Tuesday, 7 July 2015

Failed Earth Dam


About 100m length of the 300m dam failed at the upper stream as it reached the last 0.3m stage of required 6m height during construction.   WHY?

The Dam was located on a shallow stream with less than 1m depth of water but it was also a former buried deep valley channel of about 25m deep. The soils are mainly marine deposits and the surface soils are extremely sensitive.
The design specified for the staged construction of 1m earth filling and rested for a minimum one month period  to improve the underlying soils before the next stage can continue on. In another words, a lot of standby and monitoring were required. Instrumentation included inclinometers, piezometers, settlement plates and deep gauge meters. The average slope was about 1:7. Another 4m deep excavation was required at the upper stream to increase the storage capacity of the reservoir behind the dam.

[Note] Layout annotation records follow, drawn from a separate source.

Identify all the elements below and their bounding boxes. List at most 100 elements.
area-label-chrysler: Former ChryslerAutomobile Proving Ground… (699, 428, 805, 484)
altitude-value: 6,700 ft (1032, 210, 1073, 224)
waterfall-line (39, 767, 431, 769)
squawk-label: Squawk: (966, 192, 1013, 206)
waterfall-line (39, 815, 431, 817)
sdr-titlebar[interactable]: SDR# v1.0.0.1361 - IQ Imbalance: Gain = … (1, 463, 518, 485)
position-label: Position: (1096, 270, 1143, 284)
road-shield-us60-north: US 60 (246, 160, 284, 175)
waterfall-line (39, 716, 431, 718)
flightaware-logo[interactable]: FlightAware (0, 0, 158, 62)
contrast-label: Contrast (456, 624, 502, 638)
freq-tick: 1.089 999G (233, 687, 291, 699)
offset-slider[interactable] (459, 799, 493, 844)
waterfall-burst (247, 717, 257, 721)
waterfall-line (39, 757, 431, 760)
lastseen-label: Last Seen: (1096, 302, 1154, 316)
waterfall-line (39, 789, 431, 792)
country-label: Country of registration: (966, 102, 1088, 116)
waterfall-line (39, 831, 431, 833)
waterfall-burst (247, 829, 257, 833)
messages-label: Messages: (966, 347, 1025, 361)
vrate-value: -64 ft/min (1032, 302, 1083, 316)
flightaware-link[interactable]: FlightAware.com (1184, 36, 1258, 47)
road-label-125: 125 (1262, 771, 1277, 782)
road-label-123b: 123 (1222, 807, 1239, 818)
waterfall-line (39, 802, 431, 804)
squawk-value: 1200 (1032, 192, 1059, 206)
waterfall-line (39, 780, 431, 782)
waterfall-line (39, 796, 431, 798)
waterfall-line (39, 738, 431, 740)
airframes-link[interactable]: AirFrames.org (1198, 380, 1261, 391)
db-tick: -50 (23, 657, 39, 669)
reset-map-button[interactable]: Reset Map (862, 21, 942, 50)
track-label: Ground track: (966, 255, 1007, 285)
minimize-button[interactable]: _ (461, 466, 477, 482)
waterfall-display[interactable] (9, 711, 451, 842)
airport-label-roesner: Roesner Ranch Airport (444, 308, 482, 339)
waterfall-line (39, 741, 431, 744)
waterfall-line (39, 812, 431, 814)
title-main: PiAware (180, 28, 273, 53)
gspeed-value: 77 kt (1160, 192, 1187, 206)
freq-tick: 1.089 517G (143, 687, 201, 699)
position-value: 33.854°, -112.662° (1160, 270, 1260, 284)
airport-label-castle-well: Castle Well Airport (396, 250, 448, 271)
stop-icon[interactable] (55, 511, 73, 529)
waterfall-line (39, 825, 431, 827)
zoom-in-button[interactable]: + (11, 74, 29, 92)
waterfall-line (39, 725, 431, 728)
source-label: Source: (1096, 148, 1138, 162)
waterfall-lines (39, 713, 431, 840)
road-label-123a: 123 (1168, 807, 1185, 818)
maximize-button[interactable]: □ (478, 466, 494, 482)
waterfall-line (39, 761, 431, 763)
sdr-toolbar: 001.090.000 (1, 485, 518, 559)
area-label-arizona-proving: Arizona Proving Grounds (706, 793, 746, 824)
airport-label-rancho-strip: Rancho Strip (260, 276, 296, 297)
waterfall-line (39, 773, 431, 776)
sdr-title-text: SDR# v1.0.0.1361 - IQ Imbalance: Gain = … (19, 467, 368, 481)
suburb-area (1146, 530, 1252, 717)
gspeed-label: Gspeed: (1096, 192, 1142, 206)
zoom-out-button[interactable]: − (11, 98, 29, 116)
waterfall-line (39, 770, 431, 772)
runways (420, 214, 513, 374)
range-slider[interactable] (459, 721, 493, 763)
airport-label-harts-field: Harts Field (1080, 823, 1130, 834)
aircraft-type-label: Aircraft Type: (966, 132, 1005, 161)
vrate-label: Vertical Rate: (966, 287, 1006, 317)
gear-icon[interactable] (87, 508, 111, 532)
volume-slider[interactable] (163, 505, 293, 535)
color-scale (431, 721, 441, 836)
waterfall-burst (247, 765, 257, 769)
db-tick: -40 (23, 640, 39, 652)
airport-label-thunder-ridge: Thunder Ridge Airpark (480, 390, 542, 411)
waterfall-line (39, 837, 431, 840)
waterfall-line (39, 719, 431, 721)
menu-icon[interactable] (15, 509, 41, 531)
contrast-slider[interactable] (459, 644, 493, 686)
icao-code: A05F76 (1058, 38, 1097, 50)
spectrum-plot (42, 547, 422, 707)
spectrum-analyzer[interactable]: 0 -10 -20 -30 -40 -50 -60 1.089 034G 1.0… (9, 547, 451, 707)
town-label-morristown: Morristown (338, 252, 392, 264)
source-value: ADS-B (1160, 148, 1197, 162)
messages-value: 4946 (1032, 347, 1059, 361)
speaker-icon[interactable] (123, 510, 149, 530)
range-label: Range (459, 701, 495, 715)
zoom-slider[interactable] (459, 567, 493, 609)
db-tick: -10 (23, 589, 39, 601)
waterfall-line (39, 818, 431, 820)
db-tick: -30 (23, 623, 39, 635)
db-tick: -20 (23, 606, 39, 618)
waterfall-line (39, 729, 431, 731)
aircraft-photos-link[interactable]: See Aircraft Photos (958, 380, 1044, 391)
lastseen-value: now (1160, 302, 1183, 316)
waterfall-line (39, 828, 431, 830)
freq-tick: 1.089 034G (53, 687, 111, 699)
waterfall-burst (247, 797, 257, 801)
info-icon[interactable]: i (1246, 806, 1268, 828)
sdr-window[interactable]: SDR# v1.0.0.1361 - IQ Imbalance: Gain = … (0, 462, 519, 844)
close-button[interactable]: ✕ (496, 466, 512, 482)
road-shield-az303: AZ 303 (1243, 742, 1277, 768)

The reasons for the failures:
(a)    The Contractor did not construct the earth dam immediately due to low price of the earthworks, less than 15% of the total cost. They did not want to mobilize the earthwork equipments which cost a lot in rentals to them, such as excavators, tractors, compactors and lorries which involved a lot of standby. So they delayed until nine months later and requested for less rest periods and wanted to construct speedily towards the end of the contract period,
(b)   Many of the instruments were not installed properly and reading could not be obtained accurately or doubtful. The worst was that the results were not submitted for supervision team to evaluate immediately, but often two weeks later. In fact from the results obtained from the Contractor later, piezometers showed the sudden increase of pore water pressures and inclinometers showed increased rate of lateral movements before the failure,
(c)    The Supervision team was not experienced enough to handle incompetence yet vocal Contractor on highly technical earthworks and could not do much to enforce the original schedule. There was pressured to complete the work before the coming predicted drought and finally yielded to the Contractor’s demand. The town had been short in supply of water every year. The Contractor claimed that the slope was too gentle and even betted with his balls if the dam failed. This had psychologically influenced the supervision team and Client to doubt whether the design was too conservative,
(d)   There were some localized peaty soils in buried stream, which were not detected during investigation and properly not completely removed and  initiated the failure,
(e)   Continuous movements of heavy equipments such as compactor, excavator and lorries produced vibrations which together with the filled earth might have caused the underlying soft soils, which have an average sensitivity of more than 15, to lose some strengths.

Lessons learned:
(a)    Highly technical method of construction such as soil treatment methods or instrumentation or grouting should be used in caution as many local contractors and even the supervision teams are not skilled or experienced enough to do such works.
The main element of this earthwork design was rest period, allowing time for the underlying soils to gain strength and pore water pressure to dissipate as load was applied. But standby time costs a lot to the Contractor’s equipments and overheads. There was conflict of interests.
(b)   Use conservative design such as piling, heavy geotextiles or excavated deeper to remove the soft and sensitive soils, if there is no good Contractor in the Market, even though the cost may be two to three times more.
(c)    Firm in supervision and provide stern penalty in the Contract Clause at the beginning for failing to start work on vital works and not to be influenced easily by Contractor, whose main objective is to cut cost and earn profits. Also ignore Client or political pressures,
(d)   Site investigation shall be done more closely to detect any shallow localized buried streams/channels, perhaps 5m centre to centre using cheap Mackintosh probes (detect up to 12m depth and auger holes (extract up to 7m depth),
(e)   Instrument installations are often defective or knocked off during construction. Only really competent geotechnical sub-contractors shall be allowed to install and record readings. Alternative instrumentation proposed by Contractor shall not be allowed. Honesty pays an important part in this instrumentation (Many cheatings in installations and readings in local scene). Damaged or non-functioning instruments shall be immediately replaced.

(f)     Pay great attention to highly sensitive soils. There was doubt on the high sensitivity of soils initially whether the tests were properly done, as it was encountered first time in the local scene. The site investigation was executed some time ago and could not verify or re-test. Further investigation fund shall be allocated where doubts arise.